The U.S. Department of Education announced last week it will begin cracking down on student loan borrowers starting in August, citing the need for fiscal responsibility.

“Today, the U.S. Department of Education announced it will take an additional step to bring fiscal responsibility to the federal student loan portfolio by restarting interest accrual for borrowers with loans in the illegal Saving on a Valuable Education (SAVE) Plan on August 1, 2025,” the department said in a press release.

The One Big Beautiful Bill Act phases out several existing repayment options, reducing the number of available federal student loan repayment plans from seven to two. Affected programs include SAVE, Pay As You Earn (PAYE), Income-Based Repayment (IBR) and Income-Contingent Repayment (ICR).

Borrowers enrolled in these plans will have until July 1, 2028, to switch to a new option. The department urged borrowers to make repayment decisions soon, as the changes will begin taking effect this summer.

Interest on loans held by approximately 7.7 million borrowers in the SAVE plan will resume on Aug. 1.

According to the Education Data Initiative, Americans collectively owe more than $1.77 trillion in student loan debt. The Biden administration had previously paused interest accrual and expanded repayment options in an effort to ease the burden on borrowers, particularly during the pandemic.

Earlier this year, CNBC reported that about 42 million Americans hold federal student loans.

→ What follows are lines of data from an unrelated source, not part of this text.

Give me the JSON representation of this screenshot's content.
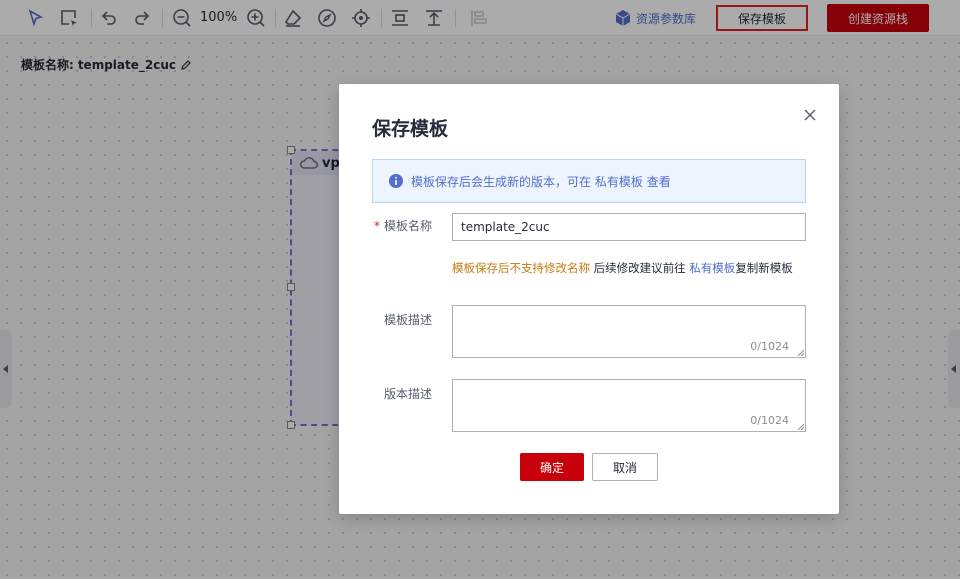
{
  "toolbar": {
    "zoom_level": "100%",
    "resource_lib_label": "资源参数库",
    "save_template_label": "保存模板",
    "create_stack_label": "创建资源栈"
  },
  "canvas": {
    "template_name_label": "模板名称:",
    "template_name_value": "template_2cuc",
    "vpc_label": "vp"
  },
  "dialog": {
    "title": "保存模板",
    "info": {
      "text": "模板保存后会生成新的版本，可在",
      "link": "私有模板",
      "suffix": "查看"
    },
    "name_field": {
      "required_mark": "*",
      "label": "模板名称",
      "value": "template_2cuc"
    },
    "hint": {
      "warn": "模板保存后不支持修改名称",
      "middle": "后续修改建议前往",
      "link": "私有模板",
      "suffix": "复制新模板"
    },
    "desc_field": {
      "label": "模板描述",
      "counter": "0/1024"
    },
    "version_field": {
      "label": "版本描述",
      "counter": "0/1024"
    },
    "ok_label": "确定",
    "cancel_label": "取消"
  },
  "colors": {
    "primary_red": "#c7000b",
    "link_blue": "#526ecc",
    "warn_orange": "#c57a10",
    "highlight_red": "#e02020"
  }
}
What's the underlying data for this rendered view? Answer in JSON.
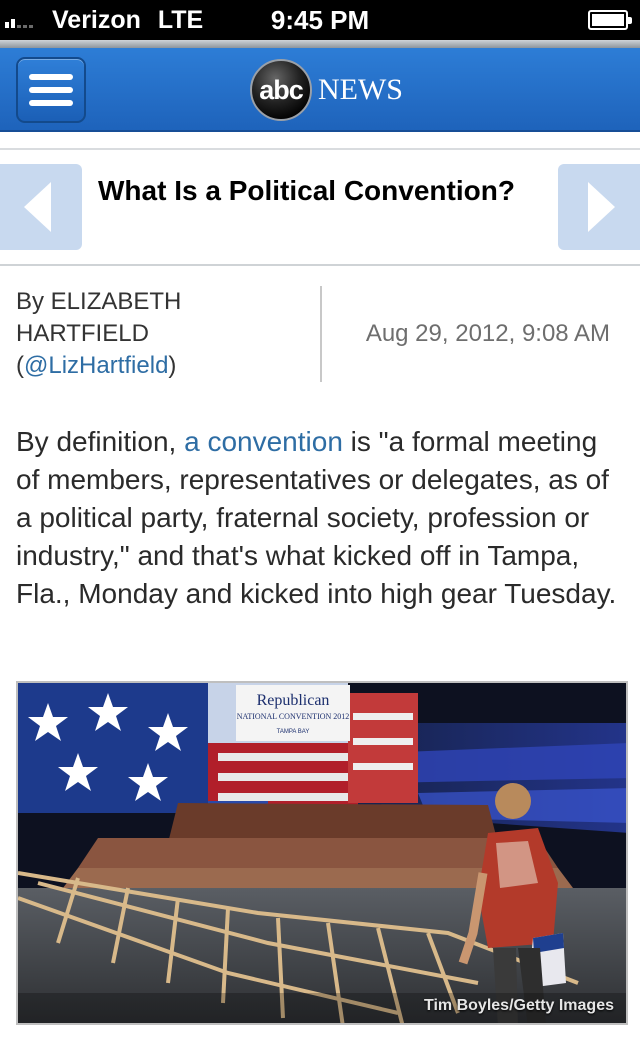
{
  "status_bar": {
    "carrier": "Verizon",
    "network": "LTE",
    "time": "9:45 PM",
    "battery_level": 0.95
  },
  "header": {
    "menu_icon": "hamburger-menu-icon",
    "logo_abc": "abc",
    "logo_news": "NEWS",
    "brand_color": "#1e63bb"
  },
  "article": {
    "title": "What Is a Political Convention?",
    "byline_prefix": "By ELIZABETH HARTFIELD (",
    "byline_handle": "@LizHartfield",
    "byline_suffix": ")",
    "date": "Aug 29, 2012, 9:08 AM",
    "body_start": "By definition, ",
    "body_link": "a convention",
    "body_rest": " is \"a formal meeting of members, representatives or delegates, as of a political party, fraternal society, profession or industry,\" and that's what kicked off in Tampa, Fla., Monday and kicked into high gear Tuesday.",
    "link_color": "#2e6da4",
    "photo": {
      "sign_line1": "Republican",
      "sign_line2": "NATIONAL CONVENTION 2012",
      "sign_line3": "TAMPA BAY",
      "credit": "Tim Boyles/Getty Images"
    }
  },
  "nav": {
    "prev_icon": "chevron-left-icon",
    "next_icon": "chevron-right-icon"
  }
}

Of those, roughly 5.3 million are in default, and another 4 million are more than 90 days past due, according to Department of Education data. TransUnion reported that one in five borrowers were over 90 days late on payments as of February.

The new legislation also imposes borrowing caps set to take effect July 1, 2026. Parent PLUS loans  federal loans for parents of dependent undergraduate students will be capped at $20,000 per year, with a lifetime maximum of $65,000. Currently, parents can borrow up to the full cost of attendance minus any student aid.

Additionally, Grad PLUS loans  which are available to graduate and professional students  will be eliminated for new applicants starting in July 2026. Existing borrowers will be grandfathered in and may continue using the loans.

Graduate students seeking federal financial aid will instead need to rely on Direct Unsubsidized Loans. Professional degree seekers  such as law or medical students will face an annual borrowing limit of $50,000 and a lifetime cap of $200,000. For those pursuing advanced degrees in nonprofessional fields, such as history or philosophy, the annual borrowing limit will be $20,500, with a lifetime cap of $100,000.

Incoming college students and their families are advised to take these changes into account when planning how to finance their education in the coming years.